Я ответил строчкой из песни «All About Lovin’ You»[10]. Нет-нет, сердце, не начинай. Никакой романтики. Ладно. Я влюблен в ночь, это правда. Будто все вокруг замирает, и становится легче дышать. Я считал, лучше бодрствовать, чем проводить чарующие ночи в постели за просмотром абсурдных картинок, что именуются снами. Другое дело день: на улице шумно и солнце слепит глаза, или ливень, под которым ты вынужден бежать куда-то и зачем-то. Безумный ритм жизни, от которого я прятался в кровати.
Оказалось, Яна знает Джона Бон Джови. Но представить Яну на концерте старичка Джона или на любом другом рок-концерте у меня не получилось. Там отрыв! Безумие! Яна не впишется. Вот классическая музыка – это ее. Но выяснилось, что Яна вообще не слушает музыку. Хм…
Ее смех был заразителен, а приоткрытые губы манили. В моей голове проскользнула дерзкая мысль: какие губы Яны на вкус? Отбросив нелепое желание поцеловать ее, я отвернулся, наслаждаясь абсолютной тишиной. Яне нельзя видеть в моих глазах ничего лишнего, чтобы я видел ее без брони – улыбчивую, оттаявшую от волнений и тревог.
Под кожей неровно бился пульс, требуя-таки сделать очередную глупость, и я поспешил успокоиться порцией никотина. Курить вредно! И когда-нибудь я брошу пагубную привычку. Но сейчас я достал сигареты. Аромат гвоздики и крепкий табак всегда приводили меня в чувство.
Сначала я решил, что Яна не курит, поэтому ей неприятен вид моего кретека, но, проследив за тем, как я убрал зажигалку в карман пальто, она достала пачку «Мальборо» и протянула мне.
Я плохо представлял Яну с сигаретами, а воображение у меня, надо заметить, отличное. Ха. Сказочное существо с вредной привычкой? Интересно. Не все идеально, что мы идеализируем, я-то знаю.
Яна пыталась доказать, что ее сигареты лучше, а я рассказал ей, как понимаю свободу. Лицо моей новой знакомой посветлело, она словно услышала о святом Граале. «Свобода». Красивое слово. Обманчивое. Если без романтизации, то свобода – та же мечта, что и все остальные: о семье, детях, своем жилье, новой машине и прочих земных благах. Интригует лишь процесс. Но, осуществив мечту, мы в лучшем случае испытаем удовлетворение. В худшем – разочарование, желая большего.
Первые месяцы свободы, несмотря на травму и разбитое сердце, принесли мне радость: я путешествовал, перебивался случайными заработками и жил для себя. Но без рисования, без близких рядом я заскучал и сбился с курса. Теперь наивно поверил, что вдохновение в лице Яны подарит мне истинную свободу: баланс между творчеством и рутиной. Гармонию. Я надеялся влететь с ноги в мир искусства и сотворить массу шедевров, принадлежавших только мне.
– Возьми.
Яна вновь полезла в карман пальто и достала пачку дорогих сигарет.

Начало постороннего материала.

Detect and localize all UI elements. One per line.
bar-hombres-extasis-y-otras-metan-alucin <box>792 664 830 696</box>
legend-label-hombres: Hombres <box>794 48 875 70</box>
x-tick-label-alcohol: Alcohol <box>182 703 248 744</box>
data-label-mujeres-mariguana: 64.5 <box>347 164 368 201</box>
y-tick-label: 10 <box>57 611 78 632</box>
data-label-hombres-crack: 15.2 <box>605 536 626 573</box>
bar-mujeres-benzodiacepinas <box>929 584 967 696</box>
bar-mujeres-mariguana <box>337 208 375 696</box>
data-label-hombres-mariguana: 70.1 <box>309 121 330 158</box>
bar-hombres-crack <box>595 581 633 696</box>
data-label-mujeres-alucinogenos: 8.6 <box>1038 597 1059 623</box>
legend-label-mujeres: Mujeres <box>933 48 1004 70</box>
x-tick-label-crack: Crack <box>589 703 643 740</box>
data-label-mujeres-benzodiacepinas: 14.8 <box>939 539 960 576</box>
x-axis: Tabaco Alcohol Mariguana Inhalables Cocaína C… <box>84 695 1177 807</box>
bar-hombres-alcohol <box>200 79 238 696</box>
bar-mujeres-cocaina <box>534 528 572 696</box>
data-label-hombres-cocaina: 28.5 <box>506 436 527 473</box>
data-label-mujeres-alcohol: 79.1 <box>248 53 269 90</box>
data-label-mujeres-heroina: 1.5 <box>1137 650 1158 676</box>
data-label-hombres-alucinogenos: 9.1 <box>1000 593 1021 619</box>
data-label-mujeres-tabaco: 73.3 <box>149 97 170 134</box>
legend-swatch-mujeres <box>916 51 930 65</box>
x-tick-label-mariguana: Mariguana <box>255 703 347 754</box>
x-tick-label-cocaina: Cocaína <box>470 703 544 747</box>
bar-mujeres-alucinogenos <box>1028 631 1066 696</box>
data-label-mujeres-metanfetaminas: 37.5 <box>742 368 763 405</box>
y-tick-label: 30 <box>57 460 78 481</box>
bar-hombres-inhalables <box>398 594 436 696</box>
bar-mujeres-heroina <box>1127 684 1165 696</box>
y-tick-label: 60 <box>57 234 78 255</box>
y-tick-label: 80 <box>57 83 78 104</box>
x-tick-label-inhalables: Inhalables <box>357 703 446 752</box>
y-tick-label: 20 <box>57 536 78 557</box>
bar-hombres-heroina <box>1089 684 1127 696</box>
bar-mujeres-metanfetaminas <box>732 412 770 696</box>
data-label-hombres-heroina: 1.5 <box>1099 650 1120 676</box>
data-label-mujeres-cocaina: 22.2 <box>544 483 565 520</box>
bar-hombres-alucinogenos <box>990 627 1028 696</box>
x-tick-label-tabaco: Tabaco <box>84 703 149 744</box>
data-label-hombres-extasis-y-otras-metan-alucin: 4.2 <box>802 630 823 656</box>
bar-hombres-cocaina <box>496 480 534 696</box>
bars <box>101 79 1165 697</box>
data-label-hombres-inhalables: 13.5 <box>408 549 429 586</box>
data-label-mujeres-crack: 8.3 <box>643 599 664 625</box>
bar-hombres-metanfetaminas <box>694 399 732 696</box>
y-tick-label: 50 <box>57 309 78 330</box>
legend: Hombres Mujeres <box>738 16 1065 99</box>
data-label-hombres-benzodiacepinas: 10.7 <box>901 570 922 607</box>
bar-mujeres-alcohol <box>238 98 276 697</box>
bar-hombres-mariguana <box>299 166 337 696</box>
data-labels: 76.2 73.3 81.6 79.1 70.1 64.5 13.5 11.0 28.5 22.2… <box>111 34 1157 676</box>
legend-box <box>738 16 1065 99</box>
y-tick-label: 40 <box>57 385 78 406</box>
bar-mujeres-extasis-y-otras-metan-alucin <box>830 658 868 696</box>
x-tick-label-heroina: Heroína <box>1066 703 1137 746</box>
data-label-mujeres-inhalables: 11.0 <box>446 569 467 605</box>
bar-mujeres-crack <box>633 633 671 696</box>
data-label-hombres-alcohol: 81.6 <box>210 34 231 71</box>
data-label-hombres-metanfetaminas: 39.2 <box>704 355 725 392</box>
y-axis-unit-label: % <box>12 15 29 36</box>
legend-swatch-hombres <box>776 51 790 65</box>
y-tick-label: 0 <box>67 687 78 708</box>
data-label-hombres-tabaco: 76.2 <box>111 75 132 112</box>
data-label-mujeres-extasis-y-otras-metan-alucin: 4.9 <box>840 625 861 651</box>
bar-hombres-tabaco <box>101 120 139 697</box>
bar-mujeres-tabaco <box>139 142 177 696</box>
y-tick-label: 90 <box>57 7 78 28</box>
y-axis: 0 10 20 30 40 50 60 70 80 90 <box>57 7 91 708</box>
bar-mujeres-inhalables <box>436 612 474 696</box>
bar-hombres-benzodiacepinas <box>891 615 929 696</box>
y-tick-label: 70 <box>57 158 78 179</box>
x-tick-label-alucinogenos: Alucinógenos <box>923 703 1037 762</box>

Я усмехнулся. Наверное, Яна учительница. У нее, так сказать, профессиональная деформация – доказать свою правоту и убедить поступить так, как говорит она.
Бунтарский дух во мне торопился спорить, но я его осадил. Милашка-эльфийка, оказывается, строгая дама! Посмотрев на пачку, я согласился. Давно не курил приличные марки, это правда. Ради разнообразия и улыбки моей музы сделаю исключение.
Яна судорожно глотала воздух, пока я тянулся к сигаретам. Между нами, едва знакомыми друг другу людьми, искрилась химия, отчетливое влечение, но я тушил его, как сигареты о воду в консервной банке. Яна нужна мне для других целей. Яна неприкосновенна. А коснувшись тоненьких пальцев, вдруг испытал мощную потребность узнать ее ближе, поддаться порыву, перейти грань. Яна если и испытала подобное, то не подала виду. С ее губ сорвалось громкое, отчаянное «Нет!». Она выронила пачку, сжалась, отступила. Первый крючок – что-то из прошлого повлияло на нее? Не заострив внимания на ее реакции, не задавая вопросов – всему свое время, – я поднял пачку, закурил. Шутка. В таких случаях всегда спасает шутка.
– Мою свободу похитили. Браво, Яна. Ты должна мне рисунок.
Думал, стушуется. Пожалел о сказанном, но Яна вновь меня удивила. Дерзко вздернув подбородок, она стрельнула серыми глазами:
– Я рисовать не умею.
Смех вырвался из моего рта, согревая изнутри и слегка растопив лед беседы, – я еще на шаг приблизился к тому, чтобы узнать мою музу. Понять ее. Нарисовать.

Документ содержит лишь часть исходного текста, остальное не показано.